79. Under the Central Excise Act, 1944 in definition of words "excisable goods" under Section 2(d), the very specification or inclusion of goods in the First and Second Schedule of the Central Excise Tariff Act would make them excisable goods subject to duty. Under the Customs Act, the provisions seem to be somewhat different. While by virtue of Section 2(22) all kinds of movable property would be 'goods' but it is only those goods which would be regarded as 'dutiable goods' under Section 2(14) which are chargeable to duty and on which duty has not been paid. The expression "chargeable to duty on which duty has not been paid" indicates that goods on which duty has been paid or on which no duty is leviable, and therefore no duty is payable, will not be regarded as 'dutiable goods'. It is only if payment of duty is outstanding or leviable that goods will be regarded as dutiable goods."
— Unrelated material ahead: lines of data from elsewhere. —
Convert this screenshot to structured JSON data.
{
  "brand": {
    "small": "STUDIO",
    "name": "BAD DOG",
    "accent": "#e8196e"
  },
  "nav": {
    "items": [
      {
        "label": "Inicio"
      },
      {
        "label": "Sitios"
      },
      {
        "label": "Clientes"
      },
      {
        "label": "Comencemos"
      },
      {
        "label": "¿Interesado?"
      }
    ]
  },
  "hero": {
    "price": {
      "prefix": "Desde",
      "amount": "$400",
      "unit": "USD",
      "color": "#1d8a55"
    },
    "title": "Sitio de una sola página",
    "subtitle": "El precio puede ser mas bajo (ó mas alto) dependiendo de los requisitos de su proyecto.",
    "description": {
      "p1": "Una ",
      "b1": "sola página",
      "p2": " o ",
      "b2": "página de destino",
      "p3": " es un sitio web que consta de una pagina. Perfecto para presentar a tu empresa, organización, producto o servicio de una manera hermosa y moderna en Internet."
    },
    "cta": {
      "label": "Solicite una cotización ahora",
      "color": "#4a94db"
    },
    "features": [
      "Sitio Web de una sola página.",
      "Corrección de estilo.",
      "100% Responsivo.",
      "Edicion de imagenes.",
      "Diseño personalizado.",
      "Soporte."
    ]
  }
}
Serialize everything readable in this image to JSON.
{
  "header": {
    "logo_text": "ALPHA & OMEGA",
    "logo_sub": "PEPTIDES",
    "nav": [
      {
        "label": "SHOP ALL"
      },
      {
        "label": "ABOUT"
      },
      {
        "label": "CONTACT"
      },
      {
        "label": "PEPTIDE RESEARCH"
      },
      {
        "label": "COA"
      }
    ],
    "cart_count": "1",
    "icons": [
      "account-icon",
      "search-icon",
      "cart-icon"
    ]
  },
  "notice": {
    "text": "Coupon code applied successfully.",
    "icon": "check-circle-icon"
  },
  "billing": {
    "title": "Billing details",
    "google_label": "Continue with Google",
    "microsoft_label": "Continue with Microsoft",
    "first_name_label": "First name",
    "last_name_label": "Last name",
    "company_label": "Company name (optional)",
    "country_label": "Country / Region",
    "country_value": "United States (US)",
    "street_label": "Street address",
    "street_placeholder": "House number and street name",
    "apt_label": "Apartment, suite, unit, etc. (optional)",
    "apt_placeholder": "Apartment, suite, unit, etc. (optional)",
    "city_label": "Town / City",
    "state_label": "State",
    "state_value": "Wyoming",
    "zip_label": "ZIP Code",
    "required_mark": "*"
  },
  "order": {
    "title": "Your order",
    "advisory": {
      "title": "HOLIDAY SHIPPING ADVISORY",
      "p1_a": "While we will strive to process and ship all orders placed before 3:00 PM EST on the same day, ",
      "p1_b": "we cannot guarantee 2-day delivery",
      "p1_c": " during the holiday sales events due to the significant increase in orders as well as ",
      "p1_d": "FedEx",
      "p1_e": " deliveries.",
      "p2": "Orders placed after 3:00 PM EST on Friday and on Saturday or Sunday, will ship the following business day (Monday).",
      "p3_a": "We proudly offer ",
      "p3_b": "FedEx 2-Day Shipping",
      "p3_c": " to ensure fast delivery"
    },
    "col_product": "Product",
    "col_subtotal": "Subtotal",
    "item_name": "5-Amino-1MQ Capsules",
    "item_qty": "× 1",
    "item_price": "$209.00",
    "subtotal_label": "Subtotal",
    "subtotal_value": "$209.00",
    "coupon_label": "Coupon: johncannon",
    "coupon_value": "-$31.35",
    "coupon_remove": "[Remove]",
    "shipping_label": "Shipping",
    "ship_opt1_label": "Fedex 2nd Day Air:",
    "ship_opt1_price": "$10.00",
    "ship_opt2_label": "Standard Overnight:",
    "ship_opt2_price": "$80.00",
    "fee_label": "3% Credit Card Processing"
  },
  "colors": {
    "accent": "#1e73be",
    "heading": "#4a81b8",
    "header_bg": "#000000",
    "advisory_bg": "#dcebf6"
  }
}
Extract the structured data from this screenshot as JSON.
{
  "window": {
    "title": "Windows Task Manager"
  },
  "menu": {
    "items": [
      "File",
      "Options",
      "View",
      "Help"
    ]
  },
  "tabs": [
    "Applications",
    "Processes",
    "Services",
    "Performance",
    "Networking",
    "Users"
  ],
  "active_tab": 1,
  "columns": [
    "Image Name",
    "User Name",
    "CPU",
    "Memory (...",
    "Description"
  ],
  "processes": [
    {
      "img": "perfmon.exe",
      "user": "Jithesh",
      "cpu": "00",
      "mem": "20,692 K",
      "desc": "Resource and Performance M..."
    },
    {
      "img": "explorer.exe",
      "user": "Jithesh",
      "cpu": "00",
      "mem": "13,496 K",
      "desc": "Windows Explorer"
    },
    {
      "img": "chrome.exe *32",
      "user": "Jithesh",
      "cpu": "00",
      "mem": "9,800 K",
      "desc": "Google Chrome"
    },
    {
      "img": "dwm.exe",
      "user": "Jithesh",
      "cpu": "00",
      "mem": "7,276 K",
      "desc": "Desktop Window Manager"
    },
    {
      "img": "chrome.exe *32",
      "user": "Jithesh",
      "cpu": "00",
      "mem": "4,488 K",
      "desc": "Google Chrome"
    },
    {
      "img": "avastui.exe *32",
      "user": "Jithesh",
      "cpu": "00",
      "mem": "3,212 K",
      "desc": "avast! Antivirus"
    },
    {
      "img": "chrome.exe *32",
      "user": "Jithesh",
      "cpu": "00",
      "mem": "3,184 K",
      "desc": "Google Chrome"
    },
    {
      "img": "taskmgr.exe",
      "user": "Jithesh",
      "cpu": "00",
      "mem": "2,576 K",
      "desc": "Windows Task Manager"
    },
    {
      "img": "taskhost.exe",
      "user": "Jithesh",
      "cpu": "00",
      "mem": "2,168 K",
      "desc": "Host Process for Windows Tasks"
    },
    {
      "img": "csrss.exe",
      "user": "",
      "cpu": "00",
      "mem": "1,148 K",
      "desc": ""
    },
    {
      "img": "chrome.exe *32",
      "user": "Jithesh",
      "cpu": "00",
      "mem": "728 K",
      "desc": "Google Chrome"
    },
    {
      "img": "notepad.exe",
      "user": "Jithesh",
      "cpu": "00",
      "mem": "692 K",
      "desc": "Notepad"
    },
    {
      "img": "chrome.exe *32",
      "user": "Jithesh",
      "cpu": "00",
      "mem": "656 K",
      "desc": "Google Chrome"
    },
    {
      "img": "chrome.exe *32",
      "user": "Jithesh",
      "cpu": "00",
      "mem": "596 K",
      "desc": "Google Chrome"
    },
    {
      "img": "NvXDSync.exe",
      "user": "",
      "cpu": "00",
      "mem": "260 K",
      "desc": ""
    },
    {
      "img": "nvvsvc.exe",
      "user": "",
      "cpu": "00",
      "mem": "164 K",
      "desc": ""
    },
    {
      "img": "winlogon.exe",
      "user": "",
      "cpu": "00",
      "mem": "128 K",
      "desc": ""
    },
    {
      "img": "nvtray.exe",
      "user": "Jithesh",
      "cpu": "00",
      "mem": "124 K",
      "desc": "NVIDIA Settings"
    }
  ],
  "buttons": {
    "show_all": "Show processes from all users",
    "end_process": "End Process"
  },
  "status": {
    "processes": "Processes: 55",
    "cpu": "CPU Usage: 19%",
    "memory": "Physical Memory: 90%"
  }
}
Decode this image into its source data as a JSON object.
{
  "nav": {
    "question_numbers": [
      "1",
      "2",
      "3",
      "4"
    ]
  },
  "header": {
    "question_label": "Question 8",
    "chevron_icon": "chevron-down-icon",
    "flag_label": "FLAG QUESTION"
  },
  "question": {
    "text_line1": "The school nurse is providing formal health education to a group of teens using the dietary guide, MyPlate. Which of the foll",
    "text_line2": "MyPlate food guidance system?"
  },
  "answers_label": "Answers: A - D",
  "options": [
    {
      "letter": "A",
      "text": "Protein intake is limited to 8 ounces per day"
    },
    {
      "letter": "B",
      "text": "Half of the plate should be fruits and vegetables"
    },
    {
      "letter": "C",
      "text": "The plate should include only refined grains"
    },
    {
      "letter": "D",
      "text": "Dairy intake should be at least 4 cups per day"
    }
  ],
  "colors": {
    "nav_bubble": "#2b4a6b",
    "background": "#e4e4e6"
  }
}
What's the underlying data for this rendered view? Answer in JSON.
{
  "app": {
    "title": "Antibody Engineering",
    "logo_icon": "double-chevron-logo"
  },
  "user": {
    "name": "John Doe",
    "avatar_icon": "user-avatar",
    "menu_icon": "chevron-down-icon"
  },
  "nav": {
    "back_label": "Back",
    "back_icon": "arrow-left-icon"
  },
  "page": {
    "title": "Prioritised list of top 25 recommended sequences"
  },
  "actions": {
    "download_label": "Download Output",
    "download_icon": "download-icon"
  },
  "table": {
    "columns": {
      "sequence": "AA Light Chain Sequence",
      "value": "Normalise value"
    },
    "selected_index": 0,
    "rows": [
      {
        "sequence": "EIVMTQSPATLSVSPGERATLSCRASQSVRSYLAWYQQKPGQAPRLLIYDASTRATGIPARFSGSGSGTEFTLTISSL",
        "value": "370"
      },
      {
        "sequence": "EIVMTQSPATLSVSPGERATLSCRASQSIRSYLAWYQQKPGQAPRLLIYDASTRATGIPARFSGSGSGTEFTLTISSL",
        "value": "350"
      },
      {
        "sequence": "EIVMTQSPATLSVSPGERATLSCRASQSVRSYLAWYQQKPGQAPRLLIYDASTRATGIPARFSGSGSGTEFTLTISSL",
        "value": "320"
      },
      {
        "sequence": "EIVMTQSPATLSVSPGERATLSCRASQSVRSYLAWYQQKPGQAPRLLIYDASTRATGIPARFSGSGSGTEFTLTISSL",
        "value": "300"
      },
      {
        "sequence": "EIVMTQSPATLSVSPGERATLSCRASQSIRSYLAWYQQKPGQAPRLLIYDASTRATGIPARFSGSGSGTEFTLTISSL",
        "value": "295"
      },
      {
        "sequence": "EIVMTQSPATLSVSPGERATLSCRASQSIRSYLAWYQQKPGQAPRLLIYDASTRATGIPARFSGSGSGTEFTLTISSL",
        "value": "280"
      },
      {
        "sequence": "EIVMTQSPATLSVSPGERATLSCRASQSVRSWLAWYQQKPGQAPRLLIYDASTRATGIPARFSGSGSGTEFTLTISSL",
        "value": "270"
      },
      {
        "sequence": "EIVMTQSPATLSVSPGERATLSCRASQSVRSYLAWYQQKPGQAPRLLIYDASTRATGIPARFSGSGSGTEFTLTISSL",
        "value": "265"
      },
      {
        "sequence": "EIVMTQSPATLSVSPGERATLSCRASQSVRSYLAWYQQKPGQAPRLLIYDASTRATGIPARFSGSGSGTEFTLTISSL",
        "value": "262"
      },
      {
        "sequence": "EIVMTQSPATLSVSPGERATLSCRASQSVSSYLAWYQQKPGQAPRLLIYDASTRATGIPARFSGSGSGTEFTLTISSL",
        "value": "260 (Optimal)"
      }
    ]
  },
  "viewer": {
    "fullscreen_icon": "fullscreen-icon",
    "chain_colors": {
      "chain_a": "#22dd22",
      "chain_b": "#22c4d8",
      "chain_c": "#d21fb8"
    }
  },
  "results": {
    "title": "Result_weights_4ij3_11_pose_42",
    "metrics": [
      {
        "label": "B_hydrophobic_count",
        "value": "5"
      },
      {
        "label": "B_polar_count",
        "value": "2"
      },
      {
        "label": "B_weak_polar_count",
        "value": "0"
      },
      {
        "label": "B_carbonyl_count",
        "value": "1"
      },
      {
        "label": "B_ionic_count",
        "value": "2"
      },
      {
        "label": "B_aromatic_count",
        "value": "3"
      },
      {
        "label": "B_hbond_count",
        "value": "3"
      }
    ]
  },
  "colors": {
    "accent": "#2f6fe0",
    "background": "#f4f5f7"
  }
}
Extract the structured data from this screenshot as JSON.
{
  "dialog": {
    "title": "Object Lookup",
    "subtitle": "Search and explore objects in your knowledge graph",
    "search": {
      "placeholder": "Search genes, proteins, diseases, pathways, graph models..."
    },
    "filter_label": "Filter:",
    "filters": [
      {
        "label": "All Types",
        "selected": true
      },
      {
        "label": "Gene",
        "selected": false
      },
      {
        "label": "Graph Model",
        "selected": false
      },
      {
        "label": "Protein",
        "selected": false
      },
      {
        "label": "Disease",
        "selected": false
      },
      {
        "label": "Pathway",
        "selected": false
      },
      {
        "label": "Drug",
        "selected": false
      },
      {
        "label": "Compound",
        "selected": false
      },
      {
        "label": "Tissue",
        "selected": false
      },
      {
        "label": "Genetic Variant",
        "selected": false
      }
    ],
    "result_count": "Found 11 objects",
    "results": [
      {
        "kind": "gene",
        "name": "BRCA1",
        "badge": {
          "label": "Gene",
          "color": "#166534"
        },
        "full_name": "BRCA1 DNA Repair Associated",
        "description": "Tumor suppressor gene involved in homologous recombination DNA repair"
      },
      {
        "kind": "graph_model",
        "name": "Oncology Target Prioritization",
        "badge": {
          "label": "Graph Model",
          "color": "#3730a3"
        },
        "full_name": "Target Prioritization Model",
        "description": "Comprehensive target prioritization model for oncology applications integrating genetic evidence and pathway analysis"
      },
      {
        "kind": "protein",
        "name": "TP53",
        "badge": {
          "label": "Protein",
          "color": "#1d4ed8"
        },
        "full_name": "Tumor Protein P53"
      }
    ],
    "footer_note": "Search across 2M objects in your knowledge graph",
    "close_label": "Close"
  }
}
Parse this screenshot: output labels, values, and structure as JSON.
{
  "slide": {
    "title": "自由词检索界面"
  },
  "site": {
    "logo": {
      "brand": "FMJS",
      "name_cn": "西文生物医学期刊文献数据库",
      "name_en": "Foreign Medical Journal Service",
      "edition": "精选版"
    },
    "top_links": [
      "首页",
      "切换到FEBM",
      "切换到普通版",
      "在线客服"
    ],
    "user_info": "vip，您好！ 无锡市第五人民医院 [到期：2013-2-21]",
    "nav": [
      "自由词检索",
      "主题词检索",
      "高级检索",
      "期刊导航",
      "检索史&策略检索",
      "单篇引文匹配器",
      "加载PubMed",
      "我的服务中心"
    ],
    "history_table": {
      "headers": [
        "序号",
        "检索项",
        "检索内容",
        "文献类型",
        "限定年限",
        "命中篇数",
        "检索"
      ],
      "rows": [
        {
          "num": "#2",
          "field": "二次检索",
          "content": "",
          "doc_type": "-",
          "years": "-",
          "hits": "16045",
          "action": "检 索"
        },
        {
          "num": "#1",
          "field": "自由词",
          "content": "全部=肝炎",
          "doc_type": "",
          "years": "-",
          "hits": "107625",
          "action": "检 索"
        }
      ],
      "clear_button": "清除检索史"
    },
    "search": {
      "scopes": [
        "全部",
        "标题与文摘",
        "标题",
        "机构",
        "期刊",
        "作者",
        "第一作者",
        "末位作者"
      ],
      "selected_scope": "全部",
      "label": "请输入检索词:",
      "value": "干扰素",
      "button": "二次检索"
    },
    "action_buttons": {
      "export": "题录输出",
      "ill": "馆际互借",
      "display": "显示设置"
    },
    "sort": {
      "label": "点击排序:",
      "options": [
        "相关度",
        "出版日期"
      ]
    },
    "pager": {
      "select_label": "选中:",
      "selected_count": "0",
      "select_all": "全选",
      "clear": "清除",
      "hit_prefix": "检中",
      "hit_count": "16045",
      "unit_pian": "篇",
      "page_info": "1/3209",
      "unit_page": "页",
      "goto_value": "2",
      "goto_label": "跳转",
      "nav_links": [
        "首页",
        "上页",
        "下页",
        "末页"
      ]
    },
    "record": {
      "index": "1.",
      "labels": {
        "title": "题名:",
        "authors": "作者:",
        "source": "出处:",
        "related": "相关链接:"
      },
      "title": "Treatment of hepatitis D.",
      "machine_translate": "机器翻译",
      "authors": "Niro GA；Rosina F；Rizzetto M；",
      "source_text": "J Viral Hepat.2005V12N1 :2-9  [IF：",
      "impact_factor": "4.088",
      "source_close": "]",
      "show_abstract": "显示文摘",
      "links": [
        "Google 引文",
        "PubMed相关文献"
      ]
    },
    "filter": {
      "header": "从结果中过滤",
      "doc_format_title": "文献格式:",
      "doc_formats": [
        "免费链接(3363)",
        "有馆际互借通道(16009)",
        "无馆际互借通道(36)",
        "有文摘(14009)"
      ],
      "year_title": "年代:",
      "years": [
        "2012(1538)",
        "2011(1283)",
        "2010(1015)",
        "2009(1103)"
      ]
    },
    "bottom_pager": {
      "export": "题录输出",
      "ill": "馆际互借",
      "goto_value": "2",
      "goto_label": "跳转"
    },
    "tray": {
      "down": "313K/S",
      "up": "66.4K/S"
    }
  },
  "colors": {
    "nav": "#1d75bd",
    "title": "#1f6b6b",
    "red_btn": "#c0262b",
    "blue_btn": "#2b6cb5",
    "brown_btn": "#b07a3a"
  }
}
80. Section 12 of Customs Act provides that the duties of customs shall be levied at such rates as may be specified under the Customs Tariff Act. When the Customs Tariff Act itself provides that the import of drawings and designs under Heading No. 49.06 is 'free', it must follow that these drawings and designs, though goods, were not chargeable to duty. In view of the difference in the language of the Excise and Customs Acts, the decisions in the cases of Vazir Sultan and Wallace Flour Mills (supra) may not be very apposite and if no customs duty is chargeable either by reason of tariff not providing for it or because of the exemption notification, those goods will not be regarded as dutiable goods "on which duty has not been paid". It is sufficient in the present case to observe that the drawings and designs which were imported by the appellant were correctly classifiable under Heading No. 49.06 and the tariff itself providing that the import of the same is free, the said drawings and designs were not dutiable articles and, therefore, no customs duty was leviable thereon even as a part of the passenger baggage. On this short ground alone the appeal of Videocon has to be allowed.

4. In the view we have taken, which has the apex court's approval, the penalty imposed on the appellants by the Commissioner under Section 112(a) of the Customs Act has to be vacated and we do so.

5. In the result, the appeal is allowed in part.